A Supreme Court ruling that Johnson’s move to suspend parliament was unlawful has set up a standoff on Wednesday, when lawmakers will return to Westminster and try to force the prime minister to reveal his plans and rule out a no-deal Brexit.
Corbyn said Johnson’s government would be held to account.
“Tomorrow parliament will return. The government will be held to account for what it has done. Boris Johnson has been found to have misled the country. This unelected prime minister should now resign,” Corbyn told his party’s annual conference in the English seaside resort of Brighton.
To thunderous applause, standing ovations and shouts of “Johnson out!”, Corbyn said: “That would make him the shortest serving British prime minister in history and rightly so. His is a born-to-rule government of the entitled who believe that the rules they set for everyone else don’t apply to them.”
The mood in the hall was enthusiastic - a sharp contrast from a day earlier when Corbyn was criticised by some pro-EU lawmakers for pushing through his Brexit strategy - to try to win an election, and then hold a special conference to determine how Labour should campaign in any second referendum.
Corbyn is just one of several opposition lawmakers to increase the pressure on Johnson, whose hardline strategy to take Britain out of the European Union, with or without a deal, on Oct. 31 appeared to be unravelling after the court ruling.

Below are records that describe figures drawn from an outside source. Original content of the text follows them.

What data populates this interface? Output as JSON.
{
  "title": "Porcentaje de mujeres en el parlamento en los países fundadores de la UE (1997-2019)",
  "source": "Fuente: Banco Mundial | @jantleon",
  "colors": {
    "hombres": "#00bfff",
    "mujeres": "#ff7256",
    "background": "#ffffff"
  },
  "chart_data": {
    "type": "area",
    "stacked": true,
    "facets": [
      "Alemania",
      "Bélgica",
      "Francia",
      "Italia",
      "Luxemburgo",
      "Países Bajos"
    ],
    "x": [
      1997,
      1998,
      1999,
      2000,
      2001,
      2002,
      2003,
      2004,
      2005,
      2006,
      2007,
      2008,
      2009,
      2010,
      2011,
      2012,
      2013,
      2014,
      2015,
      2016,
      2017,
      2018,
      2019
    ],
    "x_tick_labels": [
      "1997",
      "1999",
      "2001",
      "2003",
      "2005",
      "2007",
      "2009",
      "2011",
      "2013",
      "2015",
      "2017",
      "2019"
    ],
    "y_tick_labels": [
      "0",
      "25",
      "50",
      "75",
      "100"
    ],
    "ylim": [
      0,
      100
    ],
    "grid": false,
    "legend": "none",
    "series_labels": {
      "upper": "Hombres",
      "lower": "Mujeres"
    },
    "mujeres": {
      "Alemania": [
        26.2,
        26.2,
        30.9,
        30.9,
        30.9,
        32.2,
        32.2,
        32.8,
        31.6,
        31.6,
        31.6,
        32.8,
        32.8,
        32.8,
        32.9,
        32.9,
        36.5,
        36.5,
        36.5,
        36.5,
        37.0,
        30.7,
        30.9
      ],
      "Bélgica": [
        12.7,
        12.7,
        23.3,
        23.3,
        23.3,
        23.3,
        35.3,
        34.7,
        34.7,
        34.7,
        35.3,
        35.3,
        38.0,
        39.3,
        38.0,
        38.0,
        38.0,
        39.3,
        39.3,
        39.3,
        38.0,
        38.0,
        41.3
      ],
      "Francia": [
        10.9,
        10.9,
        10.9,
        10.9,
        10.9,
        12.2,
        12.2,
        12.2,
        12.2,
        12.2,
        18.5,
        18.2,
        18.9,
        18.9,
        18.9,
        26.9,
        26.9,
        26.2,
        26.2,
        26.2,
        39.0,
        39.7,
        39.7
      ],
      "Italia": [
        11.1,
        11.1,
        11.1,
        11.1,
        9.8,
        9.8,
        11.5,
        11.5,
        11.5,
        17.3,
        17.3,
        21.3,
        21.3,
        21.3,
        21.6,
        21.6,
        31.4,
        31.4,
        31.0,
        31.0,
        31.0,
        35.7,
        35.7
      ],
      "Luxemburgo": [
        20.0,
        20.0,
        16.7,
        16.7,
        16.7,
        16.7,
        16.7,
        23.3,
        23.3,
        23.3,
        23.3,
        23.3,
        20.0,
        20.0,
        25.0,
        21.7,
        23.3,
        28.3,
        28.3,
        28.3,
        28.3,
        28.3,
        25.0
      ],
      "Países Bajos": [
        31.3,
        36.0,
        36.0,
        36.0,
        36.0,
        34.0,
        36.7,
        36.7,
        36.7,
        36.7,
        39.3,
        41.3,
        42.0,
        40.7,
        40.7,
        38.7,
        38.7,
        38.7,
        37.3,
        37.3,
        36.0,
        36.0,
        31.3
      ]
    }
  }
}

A spokesman for Corbyn said Labour was discussing all possible ways to force Johnson to respect a law which forces him to request a delay to Brexit if no deal is struck with Brussels at an EU summit on Oct. 17-18.
Downing Street sources said Johnson would not quit, but the prime minister will face an angry parliament on Wednesday, where lawmakers will try their utmost to prevent him from orchestrating a no-deal Brexit.
But the question is whether the opposition will be able to work together. One Labour lawmaker said the opposition party would “make him (Johnson) wriggle on his own hook” rather than move for a no confidence vote.
Corbyn again said he wanted an election, but only after parliament had ensured it can prevent a no-deal Brexit, a scenario he described as a “Trump Deal Brexit” that would leave Britain in hock to the U.S. president.
“This crisis can only be settled with a general election,” he said. “That election needs to take place as soon as this government’s threat of a disastrous no deal is taken off the table.”
In what was unashamedly a campaign speech before an election widely expected to come before the end of the year, Corbyn promised he would be a “different kind of prime minister” and urged his party to get ready to “put the people in power”.
“The Labour government I lead will take on those who really run our country - the financial speculators, tax dodgers and big polluters - so the real wealth creators, the people of this country, can have the jobs, services and futures they deserve,” he said.
“When Labour wins, the nurse wins, the pensioner wins, the student wins, the office worker wins, the engineer wins. We all win,” he said.
Corbyn said: “So obey the law, take no deal off the table, and have an election to elect a government that respects democracy, that respects the rule of law and brings power back to the people, not usurps it in the way that Boris Johnson has done.”